Mammoth Genome reveals Difference from Elephants

A new study has helped researchers understand how mammoths are so different from elephant. Vincent Lynch, an evolutionary biologist who worked with the group, told the Los Angeles Times, said they look for changes in genes that enabled the woolly mammoth acclimatize to harsh conditions of the ice age.

The study showed that the furry giants managed to survive in subzero temperatures because of a metabolism that stored enough fat in their bodies to stay warm, in addition to smaller ears that had reduced sensitivity to cold and lost less heat.

The researchers extracted the mammoth DNA from the hair of two mammoths found in Siberia several years ago.
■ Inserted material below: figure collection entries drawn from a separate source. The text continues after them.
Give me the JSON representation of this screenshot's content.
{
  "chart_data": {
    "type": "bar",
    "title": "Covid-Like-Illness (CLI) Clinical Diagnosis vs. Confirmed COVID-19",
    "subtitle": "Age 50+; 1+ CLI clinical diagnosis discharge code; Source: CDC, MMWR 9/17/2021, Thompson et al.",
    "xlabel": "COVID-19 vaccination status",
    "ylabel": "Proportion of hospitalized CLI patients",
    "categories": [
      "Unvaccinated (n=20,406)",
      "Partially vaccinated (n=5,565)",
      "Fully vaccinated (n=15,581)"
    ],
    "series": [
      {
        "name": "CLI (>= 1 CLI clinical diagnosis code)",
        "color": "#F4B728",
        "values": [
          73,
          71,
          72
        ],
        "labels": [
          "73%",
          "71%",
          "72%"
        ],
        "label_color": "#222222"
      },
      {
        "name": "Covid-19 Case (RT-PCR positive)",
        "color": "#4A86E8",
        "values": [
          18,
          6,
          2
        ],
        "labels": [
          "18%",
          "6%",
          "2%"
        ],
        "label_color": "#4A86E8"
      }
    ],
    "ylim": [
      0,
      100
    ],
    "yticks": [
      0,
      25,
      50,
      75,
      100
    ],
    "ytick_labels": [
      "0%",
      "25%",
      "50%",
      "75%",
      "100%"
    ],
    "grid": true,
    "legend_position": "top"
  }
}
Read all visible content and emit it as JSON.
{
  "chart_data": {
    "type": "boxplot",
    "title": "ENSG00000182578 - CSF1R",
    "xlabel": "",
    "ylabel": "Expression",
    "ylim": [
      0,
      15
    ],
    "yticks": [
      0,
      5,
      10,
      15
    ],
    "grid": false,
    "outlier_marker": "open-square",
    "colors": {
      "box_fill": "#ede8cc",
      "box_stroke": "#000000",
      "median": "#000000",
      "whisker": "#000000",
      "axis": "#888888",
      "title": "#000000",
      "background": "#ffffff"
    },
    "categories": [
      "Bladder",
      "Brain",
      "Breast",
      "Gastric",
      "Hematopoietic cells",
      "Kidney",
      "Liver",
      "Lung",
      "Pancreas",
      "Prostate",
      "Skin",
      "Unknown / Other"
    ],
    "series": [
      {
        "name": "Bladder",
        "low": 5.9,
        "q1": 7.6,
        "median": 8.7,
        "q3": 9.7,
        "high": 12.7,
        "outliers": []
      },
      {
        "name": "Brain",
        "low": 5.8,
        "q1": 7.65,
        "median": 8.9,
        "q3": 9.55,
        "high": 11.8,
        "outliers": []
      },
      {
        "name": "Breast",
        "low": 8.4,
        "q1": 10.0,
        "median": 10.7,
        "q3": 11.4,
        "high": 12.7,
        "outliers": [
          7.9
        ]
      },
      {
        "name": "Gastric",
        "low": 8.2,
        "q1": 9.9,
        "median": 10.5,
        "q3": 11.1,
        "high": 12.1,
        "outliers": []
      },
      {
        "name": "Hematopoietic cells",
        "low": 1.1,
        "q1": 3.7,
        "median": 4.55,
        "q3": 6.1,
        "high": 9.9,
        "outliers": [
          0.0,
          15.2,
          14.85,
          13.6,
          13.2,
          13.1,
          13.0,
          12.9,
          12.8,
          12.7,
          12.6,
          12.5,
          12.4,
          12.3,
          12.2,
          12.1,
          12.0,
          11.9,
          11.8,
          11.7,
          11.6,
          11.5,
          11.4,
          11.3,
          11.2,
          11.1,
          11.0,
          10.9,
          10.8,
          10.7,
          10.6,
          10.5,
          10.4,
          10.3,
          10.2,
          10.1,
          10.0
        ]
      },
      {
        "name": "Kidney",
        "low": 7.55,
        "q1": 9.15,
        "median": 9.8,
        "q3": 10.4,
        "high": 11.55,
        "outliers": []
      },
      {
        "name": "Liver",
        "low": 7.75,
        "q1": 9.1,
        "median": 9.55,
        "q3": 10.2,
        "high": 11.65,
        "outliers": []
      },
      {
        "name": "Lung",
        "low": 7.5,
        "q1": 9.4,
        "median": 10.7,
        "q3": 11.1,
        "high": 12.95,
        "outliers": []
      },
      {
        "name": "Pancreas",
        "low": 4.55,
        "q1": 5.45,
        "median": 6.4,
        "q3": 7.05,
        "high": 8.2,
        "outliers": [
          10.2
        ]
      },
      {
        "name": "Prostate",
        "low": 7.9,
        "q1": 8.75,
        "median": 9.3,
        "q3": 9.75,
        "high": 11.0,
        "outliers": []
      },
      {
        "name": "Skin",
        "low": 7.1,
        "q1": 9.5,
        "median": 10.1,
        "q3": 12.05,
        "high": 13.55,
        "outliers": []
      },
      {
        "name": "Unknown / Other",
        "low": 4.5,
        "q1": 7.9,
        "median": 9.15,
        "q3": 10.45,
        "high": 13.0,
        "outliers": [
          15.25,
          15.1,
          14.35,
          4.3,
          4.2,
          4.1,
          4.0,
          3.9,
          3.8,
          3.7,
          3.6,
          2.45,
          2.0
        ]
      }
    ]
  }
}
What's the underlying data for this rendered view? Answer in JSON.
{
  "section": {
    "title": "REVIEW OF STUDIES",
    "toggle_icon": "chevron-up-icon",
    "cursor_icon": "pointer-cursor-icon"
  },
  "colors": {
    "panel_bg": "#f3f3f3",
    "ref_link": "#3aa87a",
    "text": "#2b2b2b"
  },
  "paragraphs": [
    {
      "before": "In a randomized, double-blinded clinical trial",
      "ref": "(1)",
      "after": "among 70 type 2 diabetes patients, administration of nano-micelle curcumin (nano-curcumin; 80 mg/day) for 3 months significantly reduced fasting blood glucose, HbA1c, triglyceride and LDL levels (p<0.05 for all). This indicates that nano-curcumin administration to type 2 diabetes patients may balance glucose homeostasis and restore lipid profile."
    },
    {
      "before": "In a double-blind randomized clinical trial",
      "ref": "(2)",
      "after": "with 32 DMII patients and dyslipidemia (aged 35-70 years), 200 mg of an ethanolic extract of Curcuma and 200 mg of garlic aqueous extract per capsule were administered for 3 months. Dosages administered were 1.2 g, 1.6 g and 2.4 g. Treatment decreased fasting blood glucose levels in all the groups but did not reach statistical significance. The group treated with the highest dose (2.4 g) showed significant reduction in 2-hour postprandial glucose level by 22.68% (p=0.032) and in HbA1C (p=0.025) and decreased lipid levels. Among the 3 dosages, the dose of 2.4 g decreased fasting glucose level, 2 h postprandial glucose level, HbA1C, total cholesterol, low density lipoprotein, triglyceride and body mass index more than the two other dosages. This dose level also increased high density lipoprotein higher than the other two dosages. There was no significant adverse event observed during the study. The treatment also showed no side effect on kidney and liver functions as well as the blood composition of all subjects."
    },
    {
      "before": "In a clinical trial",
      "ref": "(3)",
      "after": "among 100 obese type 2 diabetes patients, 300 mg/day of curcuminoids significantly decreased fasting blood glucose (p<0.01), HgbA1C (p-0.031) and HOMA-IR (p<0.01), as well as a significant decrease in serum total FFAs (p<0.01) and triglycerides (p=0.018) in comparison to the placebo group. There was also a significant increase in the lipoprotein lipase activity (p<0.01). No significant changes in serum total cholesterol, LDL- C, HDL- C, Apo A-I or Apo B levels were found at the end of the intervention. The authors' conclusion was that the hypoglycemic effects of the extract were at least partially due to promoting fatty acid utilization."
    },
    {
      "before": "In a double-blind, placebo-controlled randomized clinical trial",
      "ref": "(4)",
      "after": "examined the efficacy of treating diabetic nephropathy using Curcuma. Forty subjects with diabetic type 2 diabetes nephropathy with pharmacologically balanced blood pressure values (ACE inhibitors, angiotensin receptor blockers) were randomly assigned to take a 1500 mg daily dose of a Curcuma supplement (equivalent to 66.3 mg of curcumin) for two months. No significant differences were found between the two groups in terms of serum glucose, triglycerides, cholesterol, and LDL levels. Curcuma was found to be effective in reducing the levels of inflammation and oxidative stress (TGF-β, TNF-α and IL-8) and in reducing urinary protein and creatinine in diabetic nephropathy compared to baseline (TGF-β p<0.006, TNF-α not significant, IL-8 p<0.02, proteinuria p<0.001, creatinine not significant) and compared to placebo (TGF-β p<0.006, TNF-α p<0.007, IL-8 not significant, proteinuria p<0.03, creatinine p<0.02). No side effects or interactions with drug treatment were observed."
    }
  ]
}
The researchers determined that one mammoth died about 20,000 years ago and the other about 60,000 years ago.

The team compared the genome of the ice-age beasts with the Asian elephants that are their modern-day cousins. Both mammoths and Asian elephants shared a common ancestor roughly 5 million years ago.

Lynch told Live Science that they have a very close relation. The researchers noticed differences in genes of the Asian elephant and pudgy ice-age pachyderms. The ice-age woolly giants stored fat and processed insulin, the hormone that controls how blood sugar is used by the body to produce energy.

George Church, a geneticist at Harvard University who is not involved in the current study, said Asian elephants could be helped to live in colder locales after modifying the modern-day subtropical creatures with mammoth genes. "Possibly extending the geographical range of an existing endangered species northward to areas at much lower risk of conflict with humans", added Church.